War Crimes Trial and Detention

After the end of the war, Bender was arrested and interned in the US prisoner of war camp in Bad Aibling together with Hans-Theodor Schmidt , Hans Merbach , Max Schobert , Albert Schwartz and Otto Barnewald , who were also part of the Buchenwald concentration camp .

As part of the Dachau trials , Bender was charged with 30 other accused in the main Buchenwald trial. According to testimony from former inmates, Bender is said to have participated in selections and also mistreated inmates. On the other hand, the inmate nurses of the inmate infirmary, in which Bender worked as a camp doctor, testified that he had never mistreated inmates, but had a good reputation in Buchenwald and, moreover, made no discriminatory differences in the treatment of the inmates. On August 14, 1947, Bender was sentenced to ten years imprisonment for helping and participating in the violent crimes in Buchenwald concentration camp, which was later reduced to three years imprisonment. Bender was released from Landsberg War Crimes Prison in June 1948 .

The time after the Second World War

After his release, Bender made an affidavit in Kreuzau, his birthplace, on November 8, 1948, in which he reported on the intensified methods of interrogation and abuse by US officers from mid-September 1945 to early October 1945.

Bender settled in Kelz in 1949 as a family doctor and practiced there until 1988. From 1954 to 1996 he was a member of the mutual aid community of the members of the former Waffen-SS eV (HIAG).
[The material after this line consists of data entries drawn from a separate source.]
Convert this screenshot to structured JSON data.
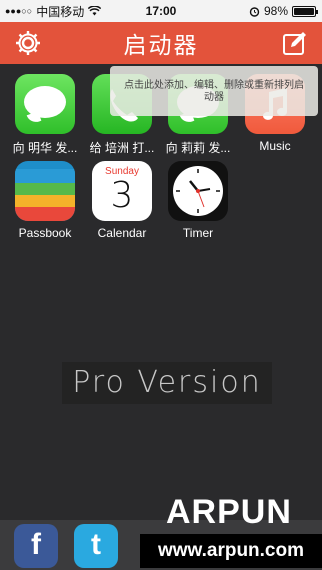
{
  "status_bar": {
    "carrier": "中国移动",
    "time": "17:00",
    "battery_percent": "98%",
    "battery_level": 0.98
  },
  "header": {
    "title": "启动器",
    "color": "#e3533b"
  },
  "tooltip": {
    "text": "点击此处添加、编辑、删除或重新排列启动器"
  },
  "launchers": [
    {
      "label": "向 明华 发...",
      "icon": "message-icon"
    },
    {
      "label": "给 培洲 打...",
      "icon": "phone-icon"
    },
    {
      "label": "向 莉莉 发...",
      "icon": "message-icon"
    },
    {
      "label": "Music",
      "icon": "music-icon"
    },
    {
      "label": "Passbook",
      "icon": "passbook-icon"
    },
    {
      "label": "Calendar",
      "icon": "calendar-icon",
      "day_name": "Sunday",
      "day_number": "3"
    },
    {
      "label": "Timer",
      "icon": "clock-icon"
    }
  ],
  "pro_label": "Pro Version",
  "dock": [
    {
      "icon": "facebook-icon",
      "glyph": "f"
    },
    {
      "icon": "twitter-icon",
      "glyph": "t"
    }
  ],
  "watermark": {
    "brand": "ARPUN",
    "url": "www.arpun.com"
  }
}
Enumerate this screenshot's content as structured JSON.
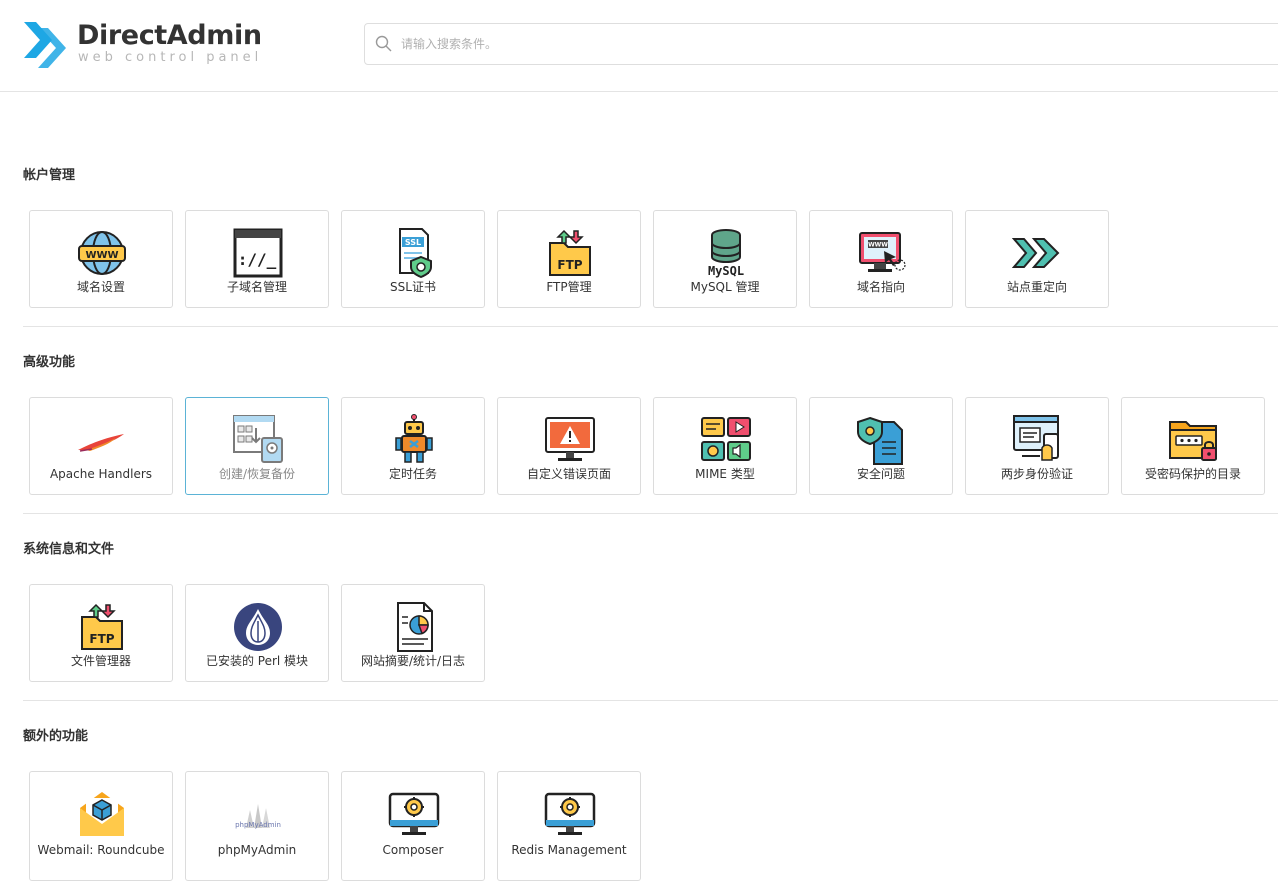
{
  "brand": {
    "title": "DirectAdmin",
    "subtitle": "web control panel"
  },
  "search": {
    "placeholder": "请输入搜索条件。"
  },
  "sections": [
    {
      "title": "帐户管理",
      "items": [
        {
          "label": "域名设置",
          "icon": "globe-www-icon"
        },
        {
          "label": "子域名管理",
          "icon": "subdomain-window-icon"
        },
        {
          "label": "SSL证书",
          "icon": "ssl-certificate-icon"
        },
        {
          "label": "FTP管理",
          "icon": "ftp-folder-icon"
        },
        {
          "label": "MySQL 管理",
          "icon": "mysql-database-icon"
        },
        {
          "label": "域名指向",
          "icon": "domain-pointer-icon"
        },
        {
          "label": "站点重定向",
          "icon": "site-redirect-icon"
        }
      ]
    },
    {
      "title": "高级功能",
      "items": [
        {
          "label": "Apache Handlers",
          "icon": "apache-feather-icon"
        },
        {
          "label": "创建/恢复备份",
          "icon": "backup-restore-icon"
        },
        {
          "label": "定时任务",
          "icon": "cron-robot-icon"
        },
        {
          "label": "自定义错误页面",
          "icon": "error-page-icon"
        },
        {
          "label": "MIME 类型",
          "icon": "mime-types-icon"
        },
        {
          "label": "安全问题",
          "icon": "security-questions-icon"
        },
        {
          "label": "两步身份验证",
          "icon": "two-step-auth-icon"
        },
        {
          "label": "受密码保护的目录",
          "icon": "password-folder-icon"
        }
      ]
    },
    {
      "title": "系统信息和文件",
      "items": [
        {
          "label": "文件管理器",
          "icon": "file-manager-icon"
        },
        {
          "label": "已安装的 Perl 模块",
          "icon": "perl-onion-icon"
        },
        {
          "label": "网站摘要/统计/日志",
          "icon": "site-stats-icon"
        }
      ]
    },
    {
      "title": "额外的功能",
      "items": [
        {
          "label": "Webmail: Roundcube",
          "icon": "webmail-envelope-icon"
        },
        {
          "label": "phpMyAdmin",
          "icon": "phpmyadmin-logo-icon",
          "logo_text": "phpMyAdmin"
        },
        {
          "label": "Composer",
          "icon": "composer-monitor-icon"
        },
        {
          "label": "Redis Management",
          "icon": "redis-monitor-icon"
        }
      ]
    }
  ],
  "colors": {
    "brand_blue": "#1ea7e4",
    "active_border": "#5bb3d6",
    "divider": "#e4e4e4"
  }
}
According to his son, he received a menorah from a local farmer in the mid-1960s , which was stolen from the destroyed Vettweiß synagogue during the November pogroms in 1938 . He then had this seven-armed chandelier restored and used it as a decoration on his landing. Shortly before his death, Bender transferred the menorah to the Rhineland Regional Council. Bender died in Düren in December 2005.

See also

literature

Web links

Individual evidence

  1. Affidavit by August Heinrich Bender after the end of the war before US investigators, quoted by: Geschichts- und Technologiegesellschaft Großraum Jonastal eV Jonastalverein: Headquarters plan attracted the allied bombers . Retrieved November 25, 2019.
  2. ^ Article in the Aachener Volkszeitung from August 25, 2012
  3. ^ Rhineland-Palatinate state main archive Koblenz: N 1788/2, estate of August Bender
  4. Unique relic from a synagogue . In: Aachener Zeitung of February 4, 2013
  5. Buchenwald photo archive: Sig. 026-00.003, contains Bender's life data . Retrieved November 25, 2019.